Buchholz T A, Wu X
Department of Radiation Oncology, The University of Texas M. D. Anderson Cancer Center, Houston, TX 77030, USA.
Int J Radiat Oncol Biol Phys. 2001 Feb 1;49(2):533-7. doi: 10.1016/s0360-3016(00)01502-9.
In in vivo models, radiation-induced genomic instability correlates with the risk of breast cancer development. In addition, homozygous mutations in tumor suppressor genes associated with breast cancer development adversely affects the processing and repair of radiation-induced DNA damage. We performed a case-control study to determine whether an assay measuring radiation-induced chromatid breaks correlated with the risk of having bilateral breast cancer.
Patients were prospectively studied on an institutional review board-approved protocol. We included only women with bilateral breast cancer as cases to obtain patients with a presumed genetic susceptibility for breast cancer. Controls were healthy women without a previous cancer history. A mutagen sensitivity assay using gamma-radiation was performed on lymphocytes obtained from 26 cases and 18 controls. One milliliter of whole blood was cultured with 9 mL of blood medium for 91 h and then treated with 125 cGy using a Cs-137 irradiator. Following an additional 4 h in culture, cells were treated with Colcemid for 1 h to arrest cells in metaphase. The number of chromatid breaks per cell was counted using a minimum of 50 metaphase spreads for each sample.
Cases had a statistically higher number of gamma-radiation-induced chromatid breaks per cell than controls, with mean values of 0.61 +/- 0.24 vs. 0.45 +/- 0.14, respectively (p = 0.034, Wilcoxon rank sum test). Using the 75th percentile value in the control group as a definition of radiation sensitivity, the radiation-sensitive individuals had a 2.83-fold increased odds ratio for breast cancer development compared with individuals who were not radiation sensitive (95% confidence intervals of 0.83 and 9.67).

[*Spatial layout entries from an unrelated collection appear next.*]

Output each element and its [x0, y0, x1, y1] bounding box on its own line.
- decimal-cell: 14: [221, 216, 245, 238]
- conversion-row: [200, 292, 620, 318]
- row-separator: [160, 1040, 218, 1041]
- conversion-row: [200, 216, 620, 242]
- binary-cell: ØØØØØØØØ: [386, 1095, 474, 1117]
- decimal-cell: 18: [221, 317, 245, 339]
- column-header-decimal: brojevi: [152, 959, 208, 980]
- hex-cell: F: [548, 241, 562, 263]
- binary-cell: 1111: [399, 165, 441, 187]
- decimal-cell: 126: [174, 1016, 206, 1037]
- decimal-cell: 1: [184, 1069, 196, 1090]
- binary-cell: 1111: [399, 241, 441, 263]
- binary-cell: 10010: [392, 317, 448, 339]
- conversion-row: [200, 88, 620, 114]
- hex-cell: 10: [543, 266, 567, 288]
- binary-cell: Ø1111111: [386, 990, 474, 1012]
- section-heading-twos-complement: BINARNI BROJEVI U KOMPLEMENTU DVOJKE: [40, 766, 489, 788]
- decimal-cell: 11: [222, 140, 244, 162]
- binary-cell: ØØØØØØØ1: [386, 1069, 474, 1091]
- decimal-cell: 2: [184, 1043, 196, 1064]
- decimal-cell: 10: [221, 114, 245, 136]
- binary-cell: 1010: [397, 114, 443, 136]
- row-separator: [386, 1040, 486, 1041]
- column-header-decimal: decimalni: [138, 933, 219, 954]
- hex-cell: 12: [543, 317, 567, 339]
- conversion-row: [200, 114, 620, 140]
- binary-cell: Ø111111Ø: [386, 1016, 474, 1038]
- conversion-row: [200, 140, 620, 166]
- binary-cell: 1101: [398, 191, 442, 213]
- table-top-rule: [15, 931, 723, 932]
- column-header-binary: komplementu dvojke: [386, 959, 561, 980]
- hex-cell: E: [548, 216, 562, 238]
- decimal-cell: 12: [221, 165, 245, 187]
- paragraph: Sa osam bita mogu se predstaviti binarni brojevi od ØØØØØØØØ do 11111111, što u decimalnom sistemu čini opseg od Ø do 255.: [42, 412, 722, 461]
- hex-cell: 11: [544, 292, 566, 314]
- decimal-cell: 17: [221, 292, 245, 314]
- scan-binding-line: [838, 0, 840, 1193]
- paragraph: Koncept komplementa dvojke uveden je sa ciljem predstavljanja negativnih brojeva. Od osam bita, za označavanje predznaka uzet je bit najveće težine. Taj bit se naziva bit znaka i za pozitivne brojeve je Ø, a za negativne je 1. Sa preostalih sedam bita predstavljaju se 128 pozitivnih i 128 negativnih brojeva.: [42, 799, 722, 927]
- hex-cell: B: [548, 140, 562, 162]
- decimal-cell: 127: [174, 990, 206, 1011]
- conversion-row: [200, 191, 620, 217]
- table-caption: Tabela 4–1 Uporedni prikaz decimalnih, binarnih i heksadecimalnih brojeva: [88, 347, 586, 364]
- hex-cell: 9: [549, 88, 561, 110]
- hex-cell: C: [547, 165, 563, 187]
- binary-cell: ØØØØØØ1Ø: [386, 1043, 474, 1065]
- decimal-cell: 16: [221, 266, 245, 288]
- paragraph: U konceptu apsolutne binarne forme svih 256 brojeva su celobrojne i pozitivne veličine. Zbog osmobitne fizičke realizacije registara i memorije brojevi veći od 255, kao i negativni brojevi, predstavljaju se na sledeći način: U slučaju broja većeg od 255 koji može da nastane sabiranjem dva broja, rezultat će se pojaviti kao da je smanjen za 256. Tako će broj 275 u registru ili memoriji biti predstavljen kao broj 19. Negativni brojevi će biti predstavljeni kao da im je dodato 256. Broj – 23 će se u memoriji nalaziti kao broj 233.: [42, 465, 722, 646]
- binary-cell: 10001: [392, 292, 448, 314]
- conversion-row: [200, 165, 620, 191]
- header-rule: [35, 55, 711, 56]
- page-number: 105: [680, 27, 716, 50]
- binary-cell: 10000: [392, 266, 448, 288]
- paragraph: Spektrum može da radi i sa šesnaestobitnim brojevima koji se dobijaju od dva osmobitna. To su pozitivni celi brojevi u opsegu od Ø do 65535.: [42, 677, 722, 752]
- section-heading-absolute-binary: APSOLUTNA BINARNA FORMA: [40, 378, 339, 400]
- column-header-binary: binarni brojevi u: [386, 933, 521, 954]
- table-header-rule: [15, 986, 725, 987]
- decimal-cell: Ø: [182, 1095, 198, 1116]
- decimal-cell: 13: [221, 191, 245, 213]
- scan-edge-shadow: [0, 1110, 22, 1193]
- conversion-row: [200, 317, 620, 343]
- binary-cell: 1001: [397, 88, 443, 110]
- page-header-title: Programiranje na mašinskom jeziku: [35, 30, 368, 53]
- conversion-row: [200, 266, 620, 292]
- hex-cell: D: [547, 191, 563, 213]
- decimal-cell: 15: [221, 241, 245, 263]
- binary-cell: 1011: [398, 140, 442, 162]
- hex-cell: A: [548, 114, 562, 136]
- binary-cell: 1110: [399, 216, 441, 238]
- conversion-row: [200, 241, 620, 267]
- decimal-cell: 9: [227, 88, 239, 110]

These preliminary data suggest that sensitivity to radiation-induced chromatid breaks in lymphocytes correlates with the risk of bilateral breast cancer. Although the differences between cases and controls were statistically significant, the small sample size necessitates that this finding be validated in a larger study. More data are also needed to determine whether this sensitivity is limited to breast cancer patients with a genetic susceptibility for the disease or also applies to the general breast cancer population.
在体内模型中,辐射诱导的基因组不稳定性与乳腺癌发生风险相关。此外,与乳腺癌发生相关的肿瘤抑制基因的纯合突变会对辐射诱导的DNA损伤的处理和修复产生不利影响。我们进行了一项病例对照研究,以确定一项测量辐射诱导的染色单体断裂的检测方法是否与双侧乳腺癌的发生风险相关。
患者按照机构审查委员会批准的方案进行前瞻性研究。我们仅将双侧乳腺癌女性作为病例纳入,以获得具有假定乳腺癌遗传易感性的患者。对照为无既往癌症病史的健康女性。对从26例病例和18例对照中获取的淋巴细胞进行了使用γ射线的诱变敏感性检测。将1毫升全血与9毫升血液培养基一起培养91小时,然后使用Cs - 137辐照器用125 cGy进行处理。在额外培养4小时后,用秋水仙酰胺处理细胞1小时以使细胞停滞在中期。每个样本使用至少50个中期分裂相来计数每个细胞的染色单体断裂数。
病例组每个细胞中γ射线诱导的染色单体断裂数在统计学上高于对照组,平均值分别为0.61±0.24和0.45±0.14(p = 0.034,Wilcoxon秩和检验)。以对照组的第75百分位数作为辐射敏感性的定义,与非辐射敏感个体相比,辐射敏感个体患乳腺癌的比值比增加了2.83倍(95%置信区间为0.83和9.67)。
这些初步数据表明,淋巴细胞对辐射诱导的染色单体断裂的敏感性与双侧乳腺癌的发生风险相关。尽管病例组和对照组之间的差异具有统计学意义,但样本量较小使得这一发现需要在更大规模的研究中得到验证。还需要更多数据来确定这种敏感性是否仅限于具有该疾病遗传易感性的乳腺癌患者,还是也适用于一般乳腺癌人群。